The CHEMEX® coffeemaker was invented in 1941 by the eccentric chemist Dr. Peter Schlumbohm. He desired not only to make brewing the perfect cup simple, but also to have the vessel be a thing of beauty. The Chemex Coffeemaker -an icon of American history- is "one of the best-designed products of modern times" and is included in the Museum of Modern Art collection in New York City.

WHAT YOU'LL NEED

Chemex carafe
Chemex filters paper
Kettle
Grinder
Fresh Coffee beans
Filtered/bottled water
Digital scale 

BREW TIME: 4–5 minutes
Grind size: Medium
Water temperature: 96 °C

Tip 1: We recommend freshly ground beans for the best flavour experience.

Tip 2: Ensure you fold the filter with the multilayers of paper facing forward. Wash the paper more than with a pour-over like Kalita or Hario V60 because the paper has multiple layers and can easily cause a papery taste. 

Tip 3: Ensure that the front pour spout is open. Otherwise, an air vacuum can be caused in the Chemex, slowing down the brew time and causing over-extraction. When available, I use a glass or stainless steel straw to ensure it is open, or check regularly and have an object that can push the paper back without tearing it.

 Tipp 4: If you like a stronger cup of coffee than suggested above, increase the amount of ground coffee. The opposite goes if you like less strong coffee. Make sure to record your results in order to duplicate them in the future.

Coffee is always about what tastes best for you. This includes the grams of ground coffee to water ratio as well as grind size. Be creative and build your home barista skills. 

STEP 1:

Boil water in the kettle of your choice, then allow it to cool to approximately 96°C, just below boiling point. We prefer using a gooseneck kettle for Chemex. Fold your filter and place it in your Chemex, ensuring that the triple-fold side faces the pour spout and lays across without obstructing it.

STEP 2:

Thoroughly saturate the filter, because it is thicker than standard drip coffee paper filters. This will also warm the glass of the Chemex.
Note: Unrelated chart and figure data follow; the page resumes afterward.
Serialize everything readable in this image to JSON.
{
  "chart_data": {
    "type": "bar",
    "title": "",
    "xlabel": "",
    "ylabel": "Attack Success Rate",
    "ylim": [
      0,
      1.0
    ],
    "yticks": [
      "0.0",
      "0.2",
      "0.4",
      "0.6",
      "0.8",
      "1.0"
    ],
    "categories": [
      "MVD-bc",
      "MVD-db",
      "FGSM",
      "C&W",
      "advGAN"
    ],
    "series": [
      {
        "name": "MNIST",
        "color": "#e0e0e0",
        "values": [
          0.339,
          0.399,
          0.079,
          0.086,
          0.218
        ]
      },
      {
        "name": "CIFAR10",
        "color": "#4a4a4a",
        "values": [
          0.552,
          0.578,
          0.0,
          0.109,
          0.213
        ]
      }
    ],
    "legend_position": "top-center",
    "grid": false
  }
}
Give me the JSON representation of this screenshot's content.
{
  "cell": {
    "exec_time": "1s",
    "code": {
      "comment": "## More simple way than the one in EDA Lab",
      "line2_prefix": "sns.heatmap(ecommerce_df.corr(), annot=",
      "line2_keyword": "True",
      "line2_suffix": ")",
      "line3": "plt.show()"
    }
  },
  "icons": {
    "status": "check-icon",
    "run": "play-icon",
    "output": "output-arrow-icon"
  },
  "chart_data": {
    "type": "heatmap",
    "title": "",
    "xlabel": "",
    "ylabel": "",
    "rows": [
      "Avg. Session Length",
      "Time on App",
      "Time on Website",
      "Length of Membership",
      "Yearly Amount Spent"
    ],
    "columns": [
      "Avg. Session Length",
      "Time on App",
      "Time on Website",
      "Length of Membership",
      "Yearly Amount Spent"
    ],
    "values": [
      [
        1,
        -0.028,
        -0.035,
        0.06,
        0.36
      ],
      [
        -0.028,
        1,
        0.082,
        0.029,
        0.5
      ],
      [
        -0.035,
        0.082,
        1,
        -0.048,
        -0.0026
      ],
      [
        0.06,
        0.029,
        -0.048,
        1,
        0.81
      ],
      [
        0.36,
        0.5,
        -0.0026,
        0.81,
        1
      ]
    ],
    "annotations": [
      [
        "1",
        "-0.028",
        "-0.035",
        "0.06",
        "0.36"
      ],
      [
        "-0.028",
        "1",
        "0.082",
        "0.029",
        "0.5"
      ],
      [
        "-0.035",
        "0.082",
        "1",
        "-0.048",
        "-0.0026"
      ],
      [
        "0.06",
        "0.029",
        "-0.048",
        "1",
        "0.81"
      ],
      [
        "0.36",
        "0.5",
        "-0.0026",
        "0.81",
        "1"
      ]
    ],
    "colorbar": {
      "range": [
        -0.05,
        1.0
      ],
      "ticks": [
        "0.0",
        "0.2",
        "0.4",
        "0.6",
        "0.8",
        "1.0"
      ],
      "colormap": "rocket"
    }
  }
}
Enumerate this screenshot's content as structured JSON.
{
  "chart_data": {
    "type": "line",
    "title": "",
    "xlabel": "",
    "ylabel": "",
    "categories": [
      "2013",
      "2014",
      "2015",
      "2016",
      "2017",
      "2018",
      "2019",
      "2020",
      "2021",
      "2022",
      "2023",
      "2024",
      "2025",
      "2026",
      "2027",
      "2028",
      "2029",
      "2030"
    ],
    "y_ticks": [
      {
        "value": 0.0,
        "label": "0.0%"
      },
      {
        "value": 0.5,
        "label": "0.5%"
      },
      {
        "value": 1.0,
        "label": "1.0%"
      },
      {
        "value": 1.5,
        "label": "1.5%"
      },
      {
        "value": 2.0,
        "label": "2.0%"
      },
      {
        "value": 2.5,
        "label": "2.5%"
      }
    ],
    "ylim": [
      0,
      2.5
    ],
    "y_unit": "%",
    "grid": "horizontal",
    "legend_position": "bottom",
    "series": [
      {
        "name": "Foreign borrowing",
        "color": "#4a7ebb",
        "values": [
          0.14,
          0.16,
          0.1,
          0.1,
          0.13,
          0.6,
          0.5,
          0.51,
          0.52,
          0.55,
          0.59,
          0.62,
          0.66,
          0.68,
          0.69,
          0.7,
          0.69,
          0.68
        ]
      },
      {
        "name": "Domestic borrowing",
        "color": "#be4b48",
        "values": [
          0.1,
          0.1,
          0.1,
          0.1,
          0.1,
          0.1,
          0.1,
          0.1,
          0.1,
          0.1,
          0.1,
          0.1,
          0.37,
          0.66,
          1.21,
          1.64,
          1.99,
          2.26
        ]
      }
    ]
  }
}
Decant the water through the pour spout.

Note: The amount of coffee and water varies depending on the type of coffee you are brewing and your preferred strength.

STEP 3:

Put your Chemex on the scale with the saturated paper filter, ensure the water is decanted, and zero the scale. We recommend you use 65g of freshly ground coffee (10 cups). Throw coffee in paper filter and shake gently to level. Zero your scale again to prepare for the pour.

Medium grind size

STEP 4: 

Bloom pour 250ml

Begin each pour in the centre, moving outwards in concentric circles and back in again, repeating the process. Be careful when
coming to the outer edge for bypass. This is when coffee flows behind the coffee through the filter paper down the glass side without passing through the coffee. Give a quick stir to ensure all grinds are completely saturated. Allow to bloom for 1 minute.

STEP 5-7 

Second pour 250ml

Pour in the same way, starting at the centre and moving outwards and allow the coffee bed to drain till you don’t see water on the surface of the coffee bed. Pour two more pours in the same fashion to end with a total brew time of around 4-5 minutes. We recommend you heat your kettle quickly after the second pour to ensure that your brew water temperature does not go below 85C.

 

STEP 8

Once the coffee bed is completely dry and the coffee has stopped dripping, give your Chemex a gentle swirl to fuse all layers of flavour. Carefully remove the paper filter and dispose of it. Enjoy your freshly brewed cup of coffee.

Tip: If your brew tastes sour, check your water temperature, because it might be too cold. It should be in the range of 90-96 °C. Also,
Sour coffee means your coffee is under-extracted. Consider grinding finer.
Bitter coffee means your coffee is over-extracted. Consider grinding coarser.